Wang Shuai, Liu Lei, Wang Jun, Peng Xinyue, Liu Baosen
School of Computer Science and Technology, Huaibei Normal University, Huaibei, China.
Huaibei Key Laboratory of Digital Multimedia Intelligent Information Processing, Huaibei, China.
PeerJ Comput Sci. 2024 Dec 3;10:e2563. doi: 10.7717/peerj-cs.2563. eCollection 2024.

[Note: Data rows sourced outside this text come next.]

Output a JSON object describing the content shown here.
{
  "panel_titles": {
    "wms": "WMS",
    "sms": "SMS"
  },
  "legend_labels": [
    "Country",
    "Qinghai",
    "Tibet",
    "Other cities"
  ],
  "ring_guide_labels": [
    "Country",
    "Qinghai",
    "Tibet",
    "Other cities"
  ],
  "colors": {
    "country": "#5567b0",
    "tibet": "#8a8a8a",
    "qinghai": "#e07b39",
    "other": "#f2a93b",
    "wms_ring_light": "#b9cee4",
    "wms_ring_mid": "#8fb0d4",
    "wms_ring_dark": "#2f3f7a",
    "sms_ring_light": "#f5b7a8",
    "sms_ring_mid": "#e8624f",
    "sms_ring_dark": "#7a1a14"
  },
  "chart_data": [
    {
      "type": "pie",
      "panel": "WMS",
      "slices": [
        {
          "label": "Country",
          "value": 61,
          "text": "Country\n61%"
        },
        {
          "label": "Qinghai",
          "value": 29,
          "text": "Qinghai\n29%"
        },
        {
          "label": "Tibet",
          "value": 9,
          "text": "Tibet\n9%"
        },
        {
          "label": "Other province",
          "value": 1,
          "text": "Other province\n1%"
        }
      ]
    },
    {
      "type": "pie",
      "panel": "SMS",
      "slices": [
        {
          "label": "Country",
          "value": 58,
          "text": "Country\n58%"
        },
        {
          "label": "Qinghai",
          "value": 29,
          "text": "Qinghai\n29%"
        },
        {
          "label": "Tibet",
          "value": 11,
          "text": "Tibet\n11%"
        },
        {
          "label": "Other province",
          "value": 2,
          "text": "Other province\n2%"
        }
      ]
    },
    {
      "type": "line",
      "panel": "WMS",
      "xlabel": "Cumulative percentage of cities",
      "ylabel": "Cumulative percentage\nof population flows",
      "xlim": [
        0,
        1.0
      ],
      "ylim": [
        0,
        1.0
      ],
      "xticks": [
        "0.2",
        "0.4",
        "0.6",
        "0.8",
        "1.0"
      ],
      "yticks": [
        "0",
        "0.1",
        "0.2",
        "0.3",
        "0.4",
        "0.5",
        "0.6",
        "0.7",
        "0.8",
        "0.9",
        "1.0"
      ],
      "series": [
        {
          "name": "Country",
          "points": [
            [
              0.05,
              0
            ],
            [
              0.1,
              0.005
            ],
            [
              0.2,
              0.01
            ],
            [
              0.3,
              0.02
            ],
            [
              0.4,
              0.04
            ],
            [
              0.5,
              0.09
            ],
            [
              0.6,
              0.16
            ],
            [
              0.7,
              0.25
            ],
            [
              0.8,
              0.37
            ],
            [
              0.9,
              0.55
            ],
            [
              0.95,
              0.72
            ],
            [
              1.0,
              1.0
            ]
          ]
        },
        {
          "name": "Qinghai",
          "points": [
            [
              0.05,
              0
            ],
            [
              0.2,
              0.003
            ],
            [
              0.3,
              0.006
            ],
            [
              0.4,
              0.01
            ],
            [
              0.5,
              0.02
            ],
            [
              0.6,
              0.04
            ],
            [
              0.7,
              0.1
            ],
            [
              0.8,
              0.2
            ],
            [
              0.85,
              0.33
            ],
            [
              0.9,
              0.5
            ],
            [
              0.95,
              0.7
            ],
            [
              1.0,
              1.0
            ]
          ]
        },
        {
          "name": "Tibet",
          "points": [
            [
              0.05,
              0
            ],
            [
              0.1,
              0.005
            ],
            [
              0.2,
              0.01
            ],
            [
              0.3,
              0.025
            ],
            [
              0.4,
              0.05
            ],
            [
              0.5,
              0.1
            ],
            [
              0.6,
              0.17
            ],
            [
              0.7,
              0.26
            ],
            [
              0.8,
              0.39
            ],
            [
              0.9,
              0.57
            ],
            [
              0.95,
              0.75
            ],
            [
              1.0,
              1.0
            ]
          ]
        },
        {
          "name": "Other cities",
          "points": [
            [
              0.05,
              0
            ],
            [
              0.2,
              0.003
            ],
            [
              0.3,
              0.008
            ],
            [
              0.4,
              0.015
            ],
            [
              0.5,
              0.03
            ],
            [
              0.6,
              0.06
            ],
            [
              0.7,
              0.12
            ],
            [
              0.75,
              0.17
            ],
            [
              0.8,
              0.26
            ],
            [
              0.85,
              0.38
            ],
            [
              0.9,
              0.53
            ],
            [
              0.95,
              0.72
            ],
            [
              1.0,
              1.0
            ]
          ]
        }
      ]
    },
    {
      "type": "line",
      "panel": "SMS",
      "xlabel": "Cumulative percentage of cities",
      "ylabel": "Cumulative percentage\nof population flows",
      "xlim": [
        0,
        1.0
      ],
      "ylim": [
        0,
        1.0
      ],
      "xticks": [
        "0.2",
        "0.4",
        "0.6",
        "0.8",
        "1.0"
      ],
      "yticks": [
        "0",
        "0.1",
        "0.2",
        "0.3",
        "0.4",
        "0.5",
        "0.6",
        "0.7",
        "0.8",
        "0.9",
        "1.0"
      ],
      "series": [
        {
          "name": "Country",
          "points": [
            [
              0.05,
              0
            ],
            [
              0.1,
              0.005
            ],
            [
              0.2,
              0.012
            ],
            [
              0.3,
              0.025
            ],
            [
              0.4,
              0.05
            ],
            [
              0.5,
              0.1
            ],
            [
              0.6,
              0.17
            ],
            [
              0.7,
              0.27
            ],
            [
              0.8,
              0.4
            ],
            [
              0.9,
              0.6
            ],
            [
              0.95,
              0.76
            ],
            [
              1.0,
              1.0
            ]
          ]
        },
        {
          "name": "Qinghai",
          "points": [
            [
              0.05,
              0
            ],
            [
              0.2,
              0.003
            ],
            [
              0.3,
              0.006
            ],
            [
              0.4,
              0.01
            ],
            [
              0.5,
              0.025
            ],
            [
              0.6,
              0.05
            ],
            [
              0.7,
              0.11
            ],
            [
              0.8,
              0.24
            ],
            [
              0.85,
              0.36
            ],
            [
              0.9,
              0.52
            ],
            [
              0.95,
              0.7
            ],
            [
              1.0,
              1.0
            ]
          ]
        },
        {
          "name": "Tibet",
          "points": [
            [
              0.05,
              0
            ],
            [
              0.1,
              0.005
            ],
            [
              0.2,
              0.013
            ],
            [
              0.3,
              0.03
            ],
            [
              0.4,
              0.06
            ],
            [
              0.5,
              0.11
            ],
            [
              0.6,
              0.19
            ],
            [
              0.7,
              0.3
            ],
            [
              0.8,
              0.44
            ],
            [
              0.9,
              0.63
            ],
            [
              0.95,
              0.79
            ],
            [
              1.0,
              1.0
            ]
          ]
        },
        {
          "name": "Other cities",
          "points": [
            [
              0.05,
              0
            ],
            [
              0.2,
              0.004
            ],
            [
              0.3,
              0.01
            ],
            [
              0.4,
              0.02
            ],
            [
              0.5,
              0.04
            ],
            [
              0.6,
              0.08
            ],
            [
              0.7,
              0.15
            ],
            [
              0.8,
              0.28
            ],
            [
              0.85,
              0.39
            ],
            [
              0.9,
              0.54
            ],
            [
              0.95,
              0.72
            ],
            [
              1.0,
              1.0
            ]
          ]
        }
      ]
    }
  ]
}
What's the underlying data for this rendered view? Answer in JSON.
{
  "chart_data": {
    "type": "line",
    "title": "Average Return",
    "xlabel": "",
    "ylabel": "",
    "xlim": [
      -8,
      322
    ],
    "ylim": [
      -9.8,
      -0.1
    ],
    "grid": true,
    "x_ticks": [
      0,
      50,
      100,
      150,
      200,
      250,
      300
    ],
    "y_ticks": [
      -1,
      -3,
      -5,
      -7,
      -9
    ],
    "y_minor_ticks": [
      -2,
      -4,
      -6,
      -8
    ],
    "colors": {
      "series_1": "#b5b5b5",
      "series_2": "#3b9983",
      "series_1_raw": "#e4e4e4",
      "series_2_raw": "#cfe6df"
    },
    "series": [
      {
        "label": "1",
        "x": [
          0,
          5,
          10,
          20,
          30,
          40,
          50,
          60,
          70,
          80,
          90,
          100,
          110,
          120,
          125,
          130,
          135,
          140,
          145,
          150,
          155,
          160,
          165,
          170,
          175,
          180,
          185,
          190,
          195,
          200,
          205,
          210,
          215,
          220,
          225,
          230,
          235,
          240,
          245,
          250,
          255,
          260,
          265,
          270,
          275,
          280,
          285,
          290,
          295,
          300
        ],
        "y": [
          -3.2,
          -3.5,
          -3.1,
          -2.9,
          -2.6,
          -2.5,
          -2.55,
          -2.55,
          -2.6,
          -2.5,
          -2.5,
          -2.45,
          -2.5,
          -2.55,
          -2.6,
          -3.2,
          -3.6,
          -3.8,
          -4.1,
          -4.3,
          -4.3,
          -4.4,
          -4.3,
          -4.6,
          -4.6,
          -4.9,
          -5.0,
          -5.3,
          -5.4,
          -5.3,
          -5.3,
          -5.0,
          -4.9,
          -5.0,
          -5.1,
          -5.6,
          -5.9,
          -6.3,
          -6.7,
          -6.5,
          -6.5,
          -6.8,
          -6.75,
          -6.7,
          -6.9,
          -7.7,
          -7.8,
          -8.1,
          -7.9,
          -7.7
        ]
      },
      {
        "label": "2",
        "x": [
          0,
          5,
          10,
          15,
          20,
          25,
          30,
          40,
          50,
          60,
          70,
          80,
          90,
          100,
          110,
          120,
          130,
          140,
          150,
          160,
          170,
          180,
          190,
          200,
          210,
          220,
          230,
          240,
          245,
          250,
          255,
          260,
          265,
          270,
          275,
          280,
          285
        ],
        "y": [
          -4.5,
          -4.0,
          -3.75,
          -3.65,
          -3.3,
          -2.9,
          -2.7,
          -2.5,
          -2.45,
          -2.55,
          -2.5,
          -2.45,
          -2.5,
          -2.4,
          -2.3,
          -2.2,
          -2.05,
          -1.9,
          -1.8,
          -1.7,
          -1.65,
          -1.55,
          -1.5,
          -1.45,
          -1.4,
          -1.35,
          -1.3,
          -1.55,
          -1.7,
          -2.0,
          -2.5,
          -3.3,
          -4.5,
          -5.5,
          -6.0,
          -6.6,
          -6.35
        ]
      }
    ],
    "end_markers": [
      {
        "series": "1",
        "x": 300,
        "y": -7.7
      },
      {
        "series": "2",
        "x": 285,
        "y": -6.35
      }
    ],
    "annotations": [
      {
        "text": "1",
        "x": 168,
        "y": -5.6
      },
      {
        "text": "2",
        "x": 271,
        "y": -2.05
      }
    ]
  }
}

Transformer-based technology has attracted widespread attention in medical image segmentation. Due to the diversity of organs, effective modelling of multi-scale information and establishing long-range dependencies between pixels are crucial for successful medical image segmentation. However, most studies rely on a fixed single-scale window for modeling, which ignores the potential impact of window size on performance. This limitation can hinder window-based models' ability to fully explore multi-scale and long-range relationships within medical images. To address this issue, we propose a multi-scale reconfiguration self-attention (MSR-SA) module that accurately models multi-scale information and long-range dependencies in medical images. The MSR-SA module first divides the attention heads into multiple groups, each assigned an ascending dilation rate. These groups are then uniformly split into several non-overlapping local windows. Using dilated sampling, we gather the same number of keys to obtain both long-range and multi-scale information. Finally, dynamic information fusion is achieved by integrating features from the sampling points at corresponding positions across different windows. Based on the MSR-SA module, we propose a multi-scale reconfiguration U-Net (MSR-UNet) framework for medical image segmentation. Experiments on the Synapse and automated cardiac diagnosis challenge (ACDC) datasets show that MSR-UNet can achieve satisfactory segmentation results. The code is available at https://github.com/davidsmithwj/MSR-UNet (DOI: 10.5281/zenodo.13969855).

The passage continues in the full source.